Databreaches.net had a link to a very interesting article about corporate liability for an employee’s malicious leaking of employee information. What was most striking to me was the contrast between cases in the UK and the US.
In the UK, a disgruntled employee leaked payroll data for 100,000 employees of a very large supermarket chain to newspapers in order to embarrass the firm after they were disciplined for bad behavior. The courts found that employees have the right to sue the supermarket chain for damages as they were “vicariously responsible” for the acts of their employee.
In contrast, a similar case in the US against Coca Cola had a very different outcome. A Coca Cola employee sold laptops which they were tasked with destroying and these laptops contained personal information of employees.
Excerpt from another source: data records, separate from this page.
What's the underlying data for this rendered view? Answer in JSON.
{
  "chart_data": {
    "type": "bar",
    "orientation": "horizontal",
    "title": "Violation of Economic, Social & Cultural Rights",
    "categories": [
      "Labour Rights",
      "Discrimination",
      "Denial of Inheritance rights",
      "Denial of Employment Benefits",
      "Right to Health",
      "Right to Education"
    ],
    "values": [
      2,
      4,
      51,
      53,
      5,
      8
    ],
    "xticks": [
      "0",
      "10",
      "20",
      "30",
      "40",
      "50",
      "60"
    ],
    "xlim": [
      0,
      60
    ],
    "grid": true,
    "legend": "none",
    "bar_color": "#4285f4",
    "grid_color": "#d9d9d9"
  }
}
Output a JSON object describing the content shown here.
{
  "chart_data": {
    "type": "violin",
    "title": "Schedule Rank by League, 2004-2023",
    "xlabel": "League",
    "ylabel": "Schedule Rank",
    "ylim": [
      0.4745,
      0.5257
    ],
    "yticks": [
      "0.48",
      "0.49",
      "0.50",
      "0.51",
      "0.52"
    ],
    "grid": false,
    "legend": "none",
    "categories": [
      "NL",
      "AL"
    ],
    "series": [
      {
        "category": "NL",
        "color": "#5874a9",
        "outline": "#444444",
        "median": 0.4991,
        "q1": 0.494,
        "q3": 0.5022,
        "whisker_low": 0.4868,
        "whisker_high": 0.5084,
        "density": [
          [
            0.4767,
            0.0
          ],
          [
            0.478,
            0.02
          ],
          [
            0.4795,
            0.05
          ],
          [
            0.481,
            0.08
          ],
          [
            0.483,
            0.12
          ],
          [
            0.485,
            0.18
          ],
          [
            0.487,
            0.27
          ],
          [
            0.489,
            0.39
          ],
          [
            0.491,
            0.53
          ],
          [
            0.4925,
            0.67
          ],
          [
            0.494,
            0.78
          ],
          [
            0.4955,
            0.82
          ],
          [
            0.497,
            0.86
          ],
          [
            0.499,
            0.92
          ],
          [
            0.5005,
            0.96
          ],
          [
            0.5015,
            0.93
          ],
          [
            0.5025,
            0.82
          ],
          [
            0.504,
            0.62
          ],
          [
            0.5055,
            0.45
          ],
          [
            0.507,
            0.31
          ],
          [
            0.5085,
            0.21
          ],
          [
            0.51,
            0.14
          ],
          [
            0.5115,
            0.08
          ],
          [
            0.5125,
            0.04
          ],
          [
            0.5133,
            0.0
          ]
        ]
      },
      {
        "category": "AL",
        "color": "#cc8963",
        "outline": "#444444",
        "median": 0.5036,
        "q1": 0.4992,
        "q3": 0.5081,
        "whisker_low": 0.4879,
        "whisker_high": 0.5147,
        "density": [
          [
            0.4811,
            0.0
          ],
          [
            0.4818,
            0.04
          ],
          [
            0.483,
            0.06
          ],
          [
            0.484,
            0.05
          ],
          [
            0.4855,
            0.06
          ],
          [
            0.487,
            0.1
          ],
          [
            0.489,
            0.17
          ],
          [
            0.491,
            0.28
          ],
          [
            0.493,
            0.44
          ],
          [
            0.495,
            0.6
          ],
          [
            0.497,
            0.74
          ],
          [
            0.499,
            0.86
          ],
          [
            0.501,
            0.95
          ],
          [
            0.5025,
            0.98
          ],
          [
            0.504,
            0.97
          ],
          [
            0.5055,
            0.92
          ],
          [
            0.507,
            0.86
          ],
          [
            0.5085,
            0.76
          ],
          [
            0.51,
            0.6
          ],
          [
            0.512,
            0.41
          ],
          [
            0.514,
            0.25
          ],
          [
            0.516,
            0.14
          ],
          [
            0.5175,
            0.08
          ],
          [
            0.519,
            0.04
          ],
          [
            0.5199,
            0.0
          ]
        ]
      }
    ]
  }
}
Employees sued, but the courts dismissed all of their claims, saying that Coca Cola could not have known about the rogue employee’s activities.
This case has a few lessons for infosec professionals:
First, if your firm operates in multiple jurisdictions, the laws and norms in these jurisdictions can be very different. When judging risk and formulating policy, work with your legal departments to make sure you understand these differences.
Second, I feel that this case also shows the differences in attitudes to personal information in the US and the rest of the world. It seems like the US does not value individual privacy nearly as much as other countries. Again, if you operate in multiple jurisdictions, you need to keep this in mind.
As the stakes get higher for organizations (for example $20M or 4% of global revenues for each breach of the EU GDPR), these are things we need to worry about. Buy your general counsel a beer and talk it out before you have to deal with a lawsuit.